The mean plasma protein binding of cetirizine is 93%, independent of concentration in the range of 25-1000 ng/mL, which includes the therapeutic plasma levels observed.

Elimination

The mean elimination half-life in 146 healthy volunteers across multiple pharmacokinetic studies was 8.3 hours and the apparent total body clearance for cetirizine was approximately 53 mL/min.

Metabolism

Cetirizine is metabolized to a limited extent by oxidative O-dealkylation to a metabolite with negligible antihistaminic activity. The enzyme or enzymes responsible for this metabolism have not been identified.

Excretion

A mass balance study in 6 healthy male volunteers indicated that 70% of the administered radioactivity was recovered in the urine and 10% in the feces. Approximately 50% of the radioactivity was identified in the urine as unchanged drug. Most of the rapid increase in peak plasma radioactivity was associated with parent drug, suggesting a low degree of first-pass metabolism.

Specific Populations

Drug Interaction Studies

No interactions were observed in pharmacokinetic interaction studies conducted with oral cetirizine hydrochloride and pseudoephedrine, antipyrine, ketoconazole, erythromycin and azithromycin.
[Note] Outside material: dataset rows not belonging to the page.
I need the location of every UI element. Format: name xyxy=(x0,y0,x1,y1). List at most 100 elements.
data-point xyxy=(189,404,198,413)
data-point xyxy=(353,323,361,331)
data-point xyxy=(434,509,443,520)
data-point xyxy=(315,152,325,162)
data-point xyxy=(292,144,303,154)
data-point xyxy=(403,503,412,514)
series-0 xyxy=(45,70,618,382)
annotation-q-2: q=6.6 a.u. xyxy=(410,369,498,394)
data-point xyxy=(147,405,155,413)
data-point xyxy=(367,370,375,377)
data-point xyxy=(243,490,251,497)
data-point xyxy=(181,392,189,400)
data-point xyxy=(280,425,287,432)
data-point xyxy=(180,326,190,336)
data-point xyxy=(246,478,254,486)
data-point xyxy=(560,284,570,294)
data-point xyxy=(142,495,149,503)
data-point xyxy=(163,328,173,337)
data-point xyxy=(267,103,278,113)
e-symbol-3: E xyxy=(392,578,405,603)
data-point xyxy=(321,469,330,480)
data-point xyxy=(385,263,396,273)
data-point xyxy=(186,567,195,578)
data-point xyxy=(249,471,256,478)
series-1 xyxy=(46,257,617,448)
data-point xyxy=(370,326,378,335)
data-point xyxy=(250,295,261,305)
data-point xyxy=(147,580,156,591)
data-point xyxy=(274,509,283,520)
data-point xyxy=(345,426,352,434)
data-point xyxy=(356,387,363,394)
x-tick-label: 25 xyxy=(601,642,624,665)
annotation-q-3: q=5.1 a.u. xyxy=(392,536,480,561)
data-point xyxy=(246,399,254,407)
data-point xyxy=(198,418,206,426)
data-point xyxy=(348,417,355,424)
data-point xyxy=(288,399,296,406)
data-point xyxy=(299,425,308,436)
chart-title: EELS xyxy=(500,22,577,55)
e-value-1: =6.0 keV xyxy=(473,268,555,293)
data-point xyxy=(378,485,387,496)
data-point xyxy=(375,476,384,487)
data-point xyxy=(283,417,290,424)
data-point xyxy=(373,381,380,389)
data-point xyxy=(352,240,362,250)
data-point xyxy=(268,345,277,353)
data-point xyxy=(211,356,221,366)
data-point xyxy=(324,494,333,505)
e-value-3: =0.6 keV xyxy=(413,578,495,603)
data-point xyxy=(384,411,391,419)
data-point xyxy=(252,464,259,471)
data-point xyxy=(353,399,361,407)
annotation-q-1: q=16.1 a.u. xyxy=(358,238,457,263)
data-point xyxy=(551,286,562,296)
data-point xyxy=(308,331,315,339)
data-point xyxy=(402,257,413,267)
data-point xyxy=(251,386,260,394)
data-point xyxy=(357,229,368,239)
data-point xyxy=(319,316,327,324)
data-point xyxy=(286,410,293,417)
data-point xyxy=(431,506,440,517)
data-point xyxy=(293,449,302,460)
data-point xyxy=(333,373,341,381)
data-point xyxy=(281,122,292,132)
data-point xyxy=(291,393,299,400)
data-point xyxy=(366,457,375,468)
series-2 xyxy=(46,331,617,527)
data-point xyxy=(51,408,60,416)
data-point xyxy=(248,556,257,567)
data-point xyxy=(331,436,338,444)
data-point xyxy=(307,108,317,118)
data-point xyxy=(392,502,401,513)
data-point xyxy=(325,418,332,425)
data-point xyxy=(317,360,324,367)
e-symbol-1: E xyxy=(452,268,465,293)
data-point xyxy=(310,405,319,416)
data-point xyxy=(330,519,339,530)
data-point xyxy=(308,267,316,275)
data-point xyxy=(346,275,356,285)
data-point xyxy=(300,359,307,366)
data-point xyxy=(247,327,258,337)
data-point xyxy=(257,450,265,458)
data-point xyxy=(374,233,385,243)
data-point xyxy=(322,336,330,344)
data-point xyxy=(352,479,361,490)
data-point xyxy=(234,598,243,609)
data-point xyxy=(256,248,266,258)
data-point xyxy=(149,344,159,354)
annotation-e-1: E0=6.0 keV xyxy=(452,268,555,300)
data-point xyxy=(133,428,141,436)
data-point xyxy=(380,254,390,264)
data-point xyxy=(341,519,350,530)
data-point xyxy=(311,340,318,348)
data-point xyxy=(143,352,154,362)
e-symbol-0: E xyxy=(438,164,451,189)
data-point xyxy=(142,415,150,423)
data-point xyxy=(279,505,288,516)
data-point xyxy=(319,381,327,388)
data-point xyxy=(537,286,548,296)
In a multiple dose study of theophylline (400 mg once daily for 3 days) and cetirizine hydrochloride (20 mg oral tablets once daily for 3 days), a 16% decrease in the clearance of cetirizine was observed. The disposition of theophylline was not altered by concomitant cetirizine hydrochloride administration.

Carcinogenesis

In a 2-year carcinogenicity study in rats, cetirizine hydrochloride was not carcinogenic at dietary doses up to 20 mg/kg (approximately 20, 10, 25, and 6 times the MRHDs in adults, children 6 to 11 years of age, children 2 to 5 years of age, and children 6 months to less than 2 years of age, respectively, on a mg/m2 basis). In a 2-year carcinogenicity study in mice, cetirizine hydrochloride caused an increased incidence of benign hepatic tumors in males at a dietary dose of 16 mg/kg (approximately 8, 4, 9, and 2 times the MRHDs in adults, children 6 to 11 years of age, children 2 to 5 years of age, and children 6 months to less than 2 years of age, respectively, on a mg/m2 basis). No increased incidence of benign hepatic tumors was observed in mice at a dietary dose of 4 mg/kg (approximately 2, 1, 2, and 0.5 times the MRHDs in adults, children 6 to 11 years of age, children 2 to 5 years of age, and children 6 months to less than 2 years of age, respectively, on a mg/m 2 basis). The clinical significance of these findings during long-term use of QUZYTTIR is not known.

Mutagenesis

Cetirizine hydrochloride was not mutagenic in the Ames test, and not clastogenic in the human lymphocyte assay, the mouse lymphoma assay, and in vivo micronucleus test in rats.

Impairment of Fertility

Fertility and reproductive performance were unaffected in male and female mice and rats that received cetirizine hydrochloride at oral doses up to 64 and 200 mg/kg/day, respectively (approximately 30 and 190 times the MRHD in adults on a mg/m2 basis).